Now I walk in the gardens of the Tuileries. Here, a song tells me,
some twenty years ago the chestnut buds in April were too heavy
to bear themselves any longer. When a late frost fell on them, they
suddenly shuddered in the night, and the next morning they opened,
green as before, in spite of everything. The startled frost ran off and
vanished, and the open blossoms turned white in their own good
time. In Paris the natural world, alert and welcome in a moment to
its own loveliness, offers a strange new face, as though God were
creating it for the first time. Sometimes the women in the Tuileries
grow so old they outlive death, and their shadows lie on chestnut
leaves like sunlight.
It's Santa Lucia Day. Santa Lucia, or Saint Lucy, lived in Sicily in the fourth century. Her name means "light," and she became the patron saint of sight, and of the blind. According to one legend about her martyrdom, part of her punishment was to have her eyes plucked out, and in paintings she is often shown carrying her own eyes on a plate. By the year 1000, the veneration of Saint Lucy had reached as far as Sweden, where her feast day became the start of the Christmas season. In Sweden, it's a tradition on Santa Lucia Day for the eldest daughter of the house to usher in the Christmas season by putting on a white dress and wearing an evergreen wreath with seven lighted candles as a crown. In the old Julian calendar, December 13 was the winter solstice, the shortest day of the year, and the light of the candles on Santa Lucia Day was a reminder that the daylight would now begin to lengthen toward spring.
It's the birthday of poet James (Arlington) Wright, born in Martin's Ferry, Ohio (1927). His father was a worker at a glass factory and his mother worked in a laundry. He served in the Army in Japan during WWII, then became a student of John Crowe Ransom at Kenyon College. He later studied with Theodore Roethke at the University of Washington before going on to teach at the University of Minnesota, Macalester College, and Hunter College in New York. His first book of poetry was The Green Wall (1957), and was followed by 12 other books of poetry and several volumes of translations from Spanish and German. His Collected Poems (1971) was awarded the Pulitzer Prize.
It's the birthday of poet Kenneth Patchen, born in Niles, Ohio (1911).
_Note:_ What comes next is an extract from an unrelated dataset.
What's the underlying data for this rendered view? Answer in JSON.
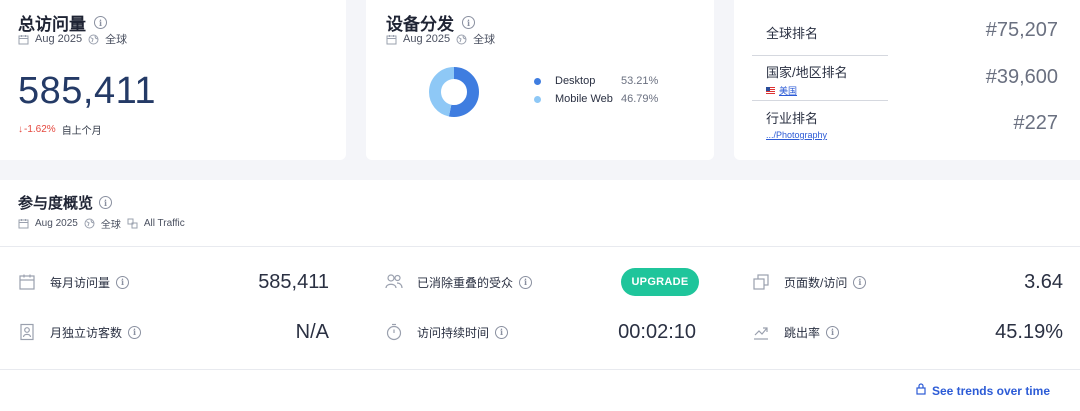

Like his father he worked in a steel mill in eastern Ohio, before wandering off into migratory work and, eventually, poetry. His first volume of poetry was Before the Brave (1936). During WWII, he wrote angry anti-war poetry that was later rediscovered during the Vietnam War. During the 1950s, he began to read his poetry in clubs to a jazz accompaniment.
It's the birthday of the German poet (Christian Johann) Heinrich Heine, born in Düsseldorf, Prussia (1797). He is most famous for his poems, such as "The Lorelei," which were set to music by Schubert, Schumann, Mendelssohn, Brahms, and other German Romantic composers. He wrote: "People in those old times had convictions; we moderns have only opinions. And it needs more than a mere opinion to erect a Gothic cathedral."